Invest and Trade Profitably with Jon Johnson

My question is regarding the HI volume pullback we saw on Tuesday (December 7). In the past, last year end’s rally is a good example, I remember you all cautioning the readers that the distance from the current price to the midterm and longer moving averages was getting too great. I think you had a rule of thumb that I cannot remember. Anyway, I thought this was crazy until I saw this ‘correction’ occur on indexes and individual stocks time and time again. What is that rule of thumb for the indexes and could that be a contributor to the Tuesday sell off? Not knowing the % I have been concerned that the visual distance was growing too great. That plus the inability to really crack resistance made me tighten the stops.

August 30, 2000

Stocks repeat patterns again and again though many refuse to believe they are caused by the same factors. One of the strongest influences on the market is emotion, either greed or fear, and stocks and the indexes set up patterns that show this greed and fear year after year, decade after decade. Many people think that with the information age investors are smarter and will react differently than in the past to the same criteria. Some do. They learn how to recognize the same patterns and what signposts to look for. Most do not.
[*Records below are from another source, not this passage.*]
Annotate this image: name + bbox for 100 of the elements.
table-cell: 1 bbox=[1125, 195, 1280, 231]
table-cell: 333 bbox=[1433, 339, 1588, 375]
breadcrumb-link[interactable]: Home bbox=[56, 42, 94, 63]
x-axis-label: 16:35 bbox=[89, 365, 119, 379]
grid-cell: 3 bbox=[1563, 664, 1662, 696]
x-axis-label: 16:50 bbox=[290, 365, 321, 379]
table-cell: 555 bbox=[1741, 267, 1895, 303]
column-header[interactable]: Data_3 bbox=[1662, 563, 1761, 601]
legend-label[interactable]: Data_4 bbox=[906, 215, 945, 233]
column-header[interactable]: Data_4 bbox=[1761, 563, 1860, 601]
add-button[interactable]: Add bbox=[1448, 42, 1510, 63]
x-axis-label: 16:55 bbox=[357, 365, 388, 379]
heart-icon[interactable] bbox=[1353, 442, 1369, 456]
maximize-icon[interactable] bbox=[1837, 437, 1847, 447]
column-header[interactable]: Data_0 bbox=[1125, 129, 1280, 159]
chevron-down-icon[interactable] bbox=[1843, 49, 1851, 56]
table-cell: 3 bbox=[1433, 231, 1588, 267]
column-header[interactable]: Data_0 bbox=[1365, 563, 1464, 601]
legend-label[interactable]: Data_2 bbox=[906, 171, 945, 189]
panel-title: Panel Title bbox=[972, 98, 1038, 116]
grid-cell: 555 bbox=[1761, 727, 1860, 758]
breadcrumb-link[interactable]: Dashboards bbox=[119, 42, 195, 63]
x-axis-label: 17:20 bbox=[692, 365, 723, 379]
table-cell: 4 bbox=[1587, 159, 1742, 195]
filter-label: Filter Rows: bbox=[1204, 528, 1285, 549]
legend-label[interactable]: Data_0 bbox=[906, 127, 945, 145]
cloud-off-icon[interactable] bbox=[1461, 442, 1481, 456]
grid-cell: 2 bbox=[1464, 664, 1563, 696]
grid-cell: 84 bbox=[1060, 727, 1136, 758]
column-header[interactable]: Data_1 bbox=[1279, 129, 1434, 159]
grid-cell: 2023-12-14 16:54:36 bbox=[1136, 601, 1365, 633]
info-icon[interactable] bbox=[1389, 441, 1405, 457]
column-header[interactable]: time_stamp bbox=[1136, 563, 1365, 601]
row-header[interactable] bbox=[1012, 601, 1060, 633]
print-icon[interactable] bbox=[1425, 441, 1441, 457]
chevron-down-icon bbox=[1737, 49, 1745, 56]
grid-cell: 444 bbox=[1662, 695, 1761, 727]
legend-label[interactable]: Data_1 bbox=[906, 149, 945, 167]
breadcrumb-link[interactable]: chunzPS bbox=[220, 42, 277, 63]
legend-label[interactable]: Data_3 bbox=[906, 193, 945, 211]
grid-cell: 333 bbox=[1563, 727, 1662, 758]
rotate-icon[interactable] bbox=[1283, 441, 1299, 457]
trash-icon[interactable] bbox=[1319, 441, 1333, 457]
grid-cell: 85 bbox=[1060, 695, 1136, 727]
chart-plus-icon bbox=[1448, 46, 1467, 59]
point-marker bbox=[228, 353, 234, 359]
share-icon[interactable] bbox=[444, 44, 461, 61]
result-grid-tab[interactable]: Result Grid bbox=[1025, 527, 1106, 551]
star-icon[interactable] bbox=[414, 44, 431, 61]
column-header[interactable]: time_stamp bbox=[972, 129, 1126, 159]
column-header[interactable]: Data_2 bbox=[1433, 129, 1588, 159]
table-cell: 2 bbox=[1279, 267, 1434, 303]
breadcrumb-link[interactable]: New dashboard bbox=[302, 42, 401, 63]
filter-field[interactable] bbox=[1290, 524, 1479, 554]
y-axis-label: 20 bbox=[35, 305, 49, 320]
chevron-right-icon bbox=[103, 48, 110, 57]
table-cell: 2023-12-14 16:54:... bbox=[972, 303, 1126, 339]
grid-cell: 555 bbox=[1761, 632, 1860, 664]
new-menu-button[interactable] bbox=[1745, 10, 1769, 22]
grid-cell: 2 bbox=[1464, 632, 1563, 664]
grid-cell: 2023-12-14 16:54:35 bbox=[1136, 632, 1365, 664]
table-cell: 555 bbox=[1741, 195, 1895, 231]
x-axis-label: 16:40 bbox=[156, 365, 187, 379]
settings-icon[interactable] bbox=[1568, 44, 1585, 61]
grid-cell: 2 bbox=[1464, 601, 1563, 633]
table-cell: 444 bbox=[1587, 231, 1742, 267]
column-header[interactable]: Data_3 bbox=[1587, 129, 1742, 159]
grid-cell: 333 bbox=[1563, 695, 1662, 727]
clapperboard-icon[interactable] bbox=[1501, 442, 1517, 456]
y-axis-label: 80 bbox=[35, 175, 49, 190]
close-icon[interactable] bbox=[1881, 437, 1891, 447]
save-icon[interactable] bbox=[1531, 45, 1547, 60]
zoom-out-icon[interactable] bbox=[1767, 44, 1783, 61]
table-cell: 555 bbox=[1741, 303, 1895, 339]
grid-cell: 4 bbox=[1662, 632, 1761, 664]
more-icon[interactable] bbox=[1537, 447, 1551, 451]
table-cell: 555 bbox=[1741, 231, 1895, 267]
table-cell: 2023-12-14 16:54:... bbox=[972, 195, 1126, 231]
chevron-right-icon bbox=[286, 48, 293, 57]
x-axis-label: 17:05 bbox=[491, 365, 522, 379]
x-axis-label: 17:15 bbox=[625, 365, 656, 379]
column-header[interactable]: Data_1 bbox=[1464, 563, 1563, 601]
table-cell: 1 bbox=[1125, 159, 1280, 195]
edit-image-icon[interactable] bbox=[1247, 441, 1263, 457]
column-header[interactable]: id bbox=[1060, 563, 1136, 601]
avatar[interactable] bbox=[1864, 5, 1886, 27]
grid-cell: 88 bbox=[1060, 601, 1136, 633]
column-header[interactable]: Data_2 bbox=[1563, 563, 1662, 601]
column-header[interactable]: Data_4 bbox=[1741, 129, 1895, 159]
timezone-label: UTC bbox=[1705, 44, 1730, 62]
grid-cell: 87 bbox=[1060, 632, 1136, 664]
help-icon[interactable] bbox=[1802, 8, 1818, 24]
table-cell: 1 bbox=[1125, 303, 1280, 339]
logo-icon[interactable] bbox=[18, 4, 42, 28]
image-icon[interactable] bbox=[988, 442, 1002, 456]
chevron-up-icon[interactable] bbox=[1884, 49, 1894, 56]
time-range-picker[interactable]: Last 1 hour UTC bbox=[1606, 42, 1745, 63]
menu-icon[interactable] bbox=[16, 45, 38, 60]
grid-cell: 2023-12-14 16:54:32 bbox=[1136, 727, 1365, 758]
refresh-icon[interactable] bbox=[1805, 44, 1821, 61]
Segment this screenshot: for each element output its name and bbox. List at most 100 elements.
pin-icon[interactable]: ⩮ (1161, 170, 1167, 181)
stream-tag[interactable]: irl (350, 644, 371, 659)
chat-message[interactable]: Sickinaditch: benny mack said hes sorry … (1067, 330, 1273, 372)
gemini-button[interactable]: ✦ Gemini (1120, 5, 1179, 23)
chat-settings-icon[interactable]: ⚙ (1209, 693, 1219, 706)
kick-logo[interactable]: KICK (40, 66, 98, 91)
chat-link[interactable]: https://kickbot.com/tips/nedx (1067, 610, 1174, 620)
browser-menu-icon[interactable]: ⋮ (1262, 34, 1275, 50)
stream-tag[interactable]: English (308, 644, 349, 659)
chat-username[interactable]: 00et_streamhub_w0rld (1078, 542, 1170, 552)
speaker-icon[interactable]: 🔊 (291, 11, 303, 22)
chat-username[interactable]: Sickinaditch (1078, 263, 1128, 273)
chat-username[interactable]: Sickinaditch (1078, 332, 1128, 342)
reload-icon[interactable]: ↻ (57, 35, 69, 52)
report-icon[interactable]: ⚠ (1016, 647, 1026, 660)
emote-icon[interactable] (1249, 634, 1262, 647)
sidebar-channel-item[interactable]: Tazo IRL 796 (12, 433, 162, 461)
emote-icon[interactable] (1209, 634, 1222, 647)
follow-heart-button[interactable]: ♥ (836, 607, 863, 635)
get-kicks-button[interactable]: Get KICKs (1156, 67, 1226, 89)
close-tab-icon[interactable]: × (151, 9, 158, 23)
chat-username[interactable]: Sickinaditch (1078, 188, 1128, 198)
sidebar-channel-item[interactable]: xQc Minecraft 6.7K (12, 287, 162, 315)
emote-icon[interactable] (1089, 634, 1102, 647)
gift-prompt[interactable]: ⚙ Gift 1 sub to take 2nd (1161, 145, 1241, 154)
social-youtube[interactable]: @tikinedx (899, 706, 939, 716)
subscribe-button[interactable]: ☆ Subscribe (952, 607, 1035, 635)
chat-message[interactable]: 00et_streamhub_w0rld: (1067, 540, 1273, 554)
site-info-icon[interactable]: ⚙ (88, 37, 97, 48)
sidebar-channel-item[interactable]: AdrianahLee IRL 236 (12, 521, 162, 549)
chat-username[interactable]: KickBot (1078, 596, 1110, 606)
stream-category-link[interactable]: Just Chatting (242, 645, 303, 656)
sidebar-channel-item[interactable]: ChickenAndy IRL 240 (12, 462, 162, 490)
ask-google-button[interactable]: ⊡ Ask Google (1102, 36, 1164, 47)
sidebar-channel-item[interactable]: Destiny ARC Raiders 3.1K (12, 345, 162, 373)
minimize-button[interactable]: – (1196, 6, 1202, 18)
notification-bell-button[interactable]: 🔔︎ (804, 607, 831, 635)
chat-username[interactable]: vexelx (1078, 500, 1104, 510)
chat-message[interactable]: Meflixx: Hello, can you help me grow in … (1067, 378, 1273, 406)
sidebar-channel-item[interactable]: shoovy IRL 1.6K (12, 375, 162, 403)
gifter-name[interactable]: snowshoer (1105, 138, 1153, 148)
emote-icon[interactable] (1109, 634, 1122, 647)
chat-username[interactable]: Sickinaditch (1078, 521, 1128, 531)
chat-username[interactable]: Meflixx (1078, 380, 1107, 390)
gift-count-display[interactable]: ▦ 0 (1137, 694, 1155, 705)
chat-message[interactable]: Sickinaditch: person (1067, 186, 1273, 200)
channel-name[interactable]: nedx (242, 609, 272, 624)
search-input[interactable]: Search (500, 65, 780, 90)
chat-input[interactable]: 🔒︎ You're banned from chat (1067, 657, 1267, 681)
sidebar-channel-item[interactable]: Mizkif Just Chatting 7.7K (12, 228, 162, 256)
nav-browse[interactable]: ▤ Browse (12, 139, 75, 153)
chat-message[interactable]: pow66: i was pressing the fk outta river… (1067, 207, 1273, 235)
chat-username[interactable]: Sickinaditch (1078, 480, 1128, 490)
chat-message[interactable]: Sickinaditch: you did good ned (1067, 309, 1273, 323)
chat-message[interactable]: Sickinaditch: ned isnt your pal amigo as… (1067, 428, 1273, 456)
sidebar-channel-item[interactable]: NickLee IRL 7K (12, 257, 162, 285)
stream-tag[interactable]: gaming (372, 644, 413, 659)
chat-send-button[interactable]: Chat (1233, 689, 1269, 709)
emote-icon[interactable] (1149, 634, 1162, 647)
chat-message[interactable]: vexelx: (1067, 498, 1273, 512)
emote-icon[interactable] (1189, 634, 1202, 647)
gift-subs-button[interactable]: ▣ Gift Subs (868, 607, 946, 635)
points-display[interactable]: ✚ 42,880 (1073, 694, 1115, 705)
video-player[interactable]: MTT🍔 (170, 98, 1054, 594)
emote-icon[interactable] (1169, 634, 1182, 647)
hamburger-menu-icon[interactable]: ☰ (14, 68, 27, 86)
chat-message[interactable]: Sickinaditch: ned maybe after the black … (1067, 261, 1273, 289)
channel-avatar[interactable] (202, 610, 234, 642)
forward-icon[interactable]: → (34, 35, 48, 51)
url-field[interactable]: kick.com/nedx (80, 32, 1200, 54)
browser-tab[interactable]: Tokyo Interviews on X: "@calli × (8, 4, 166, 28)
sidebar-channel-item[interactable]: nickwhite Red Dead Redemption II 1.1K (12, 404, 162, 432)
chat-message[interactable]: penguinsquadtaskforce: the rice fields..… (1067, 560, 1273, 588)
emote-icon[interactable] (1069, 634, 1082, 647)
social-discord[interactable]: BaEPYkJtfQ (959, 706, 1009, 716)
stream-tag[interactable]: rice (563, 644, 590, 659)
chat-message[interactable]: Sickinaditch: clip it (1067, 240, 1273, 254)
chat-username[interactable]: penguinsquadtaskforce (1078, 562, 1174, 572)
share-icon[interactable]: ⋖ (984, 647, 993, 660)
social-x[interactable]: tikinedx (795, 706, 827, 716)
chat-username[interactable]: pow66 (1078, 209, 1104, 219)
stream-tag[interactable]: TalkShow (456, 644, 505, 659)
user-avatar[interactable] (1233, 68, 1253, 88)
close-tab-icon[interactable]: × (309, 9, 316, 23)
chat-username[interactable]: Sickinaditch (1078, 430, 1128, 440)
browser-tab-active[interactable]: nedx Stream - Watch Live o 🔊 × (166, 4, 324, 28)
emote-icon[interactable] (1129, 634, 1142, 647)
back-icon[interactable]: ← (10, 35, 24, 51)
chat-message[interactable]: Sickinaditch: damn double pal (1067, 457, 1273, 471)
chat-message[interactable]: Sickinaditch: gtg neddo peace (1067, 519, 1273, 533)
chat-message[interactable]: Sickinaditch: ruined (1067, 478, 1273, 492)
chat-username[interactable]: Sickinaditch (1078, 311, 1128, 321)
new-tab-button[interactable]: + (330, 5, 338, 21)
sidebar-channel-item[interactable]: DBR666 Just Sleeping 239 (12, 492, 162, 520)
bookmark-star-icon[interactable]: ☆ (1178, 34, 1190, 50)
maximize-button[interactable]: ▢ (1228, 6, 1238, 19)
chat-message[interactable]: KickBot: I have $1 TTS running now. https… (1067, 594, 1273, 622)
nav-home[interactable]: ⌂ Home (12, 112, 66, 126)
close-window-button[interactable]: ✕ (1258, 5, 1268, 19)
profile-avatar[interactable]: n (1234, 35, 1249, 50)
Every year new investors hit the market, eager to make their fortunes. They don’t have the experience and have not invested the time to learn or to follow someone who knows what to look for. Thus the majority of the market continues to make the same mistakes year after year after year.

When indexes get too extended, when the buyers are exhausted, then they will correct. It is usually a combination of factors that sets up the correction, but one rule of thumb to look at as you have noted is the percent rise above the 200 day SMA an index has made. If it gets too far ahead of the average it will start to struggle and then correct. We look at other factors as well such as distribution sessions, leadership action, and sentiment indicators, but one thing to always keep in mind is simply the magnitude of the rise.

With respect to SP500 and DJ30, historically they start to struggle when they rise 10% above the 200 day SMA. They start to correct when they get 15% above that key level. As for NASDAQ, it historically starts to struggle at 15% above the 200 day, and begins correcting at 20% above that support. In the late 1990’s NASDAQ would run 25% to 30% over the 200 day SMA before it would correct, but after the bust it has reverted to the historical levels. We remember in late 1999 and early 2000 that NASDAQ was 50% and more over the 200 day SMA and we were looking hard for signs of real trouble. They started showing up in February and March with massive volatility and rapid fire, alternating distribution and accumulation sessions. The season was changing, moving into a long winter.

At the recent highs, DJ30 was just 4% above the 200 day; SP500 was 6.7%; NASDAQ 10.7%. All of these are well within the general rule of thumb, and with overall good price/volume action, good leadership, and a solid uptrend, there was not a lot to sweat out. The market is still in the recovery stage from the base and can obviously rally higher as they breakout from the 2004 base. By contrast, at the January 2004 peak NASDAQ was 21.6% above its 200 day SMA. Correction time, and it surely occurred.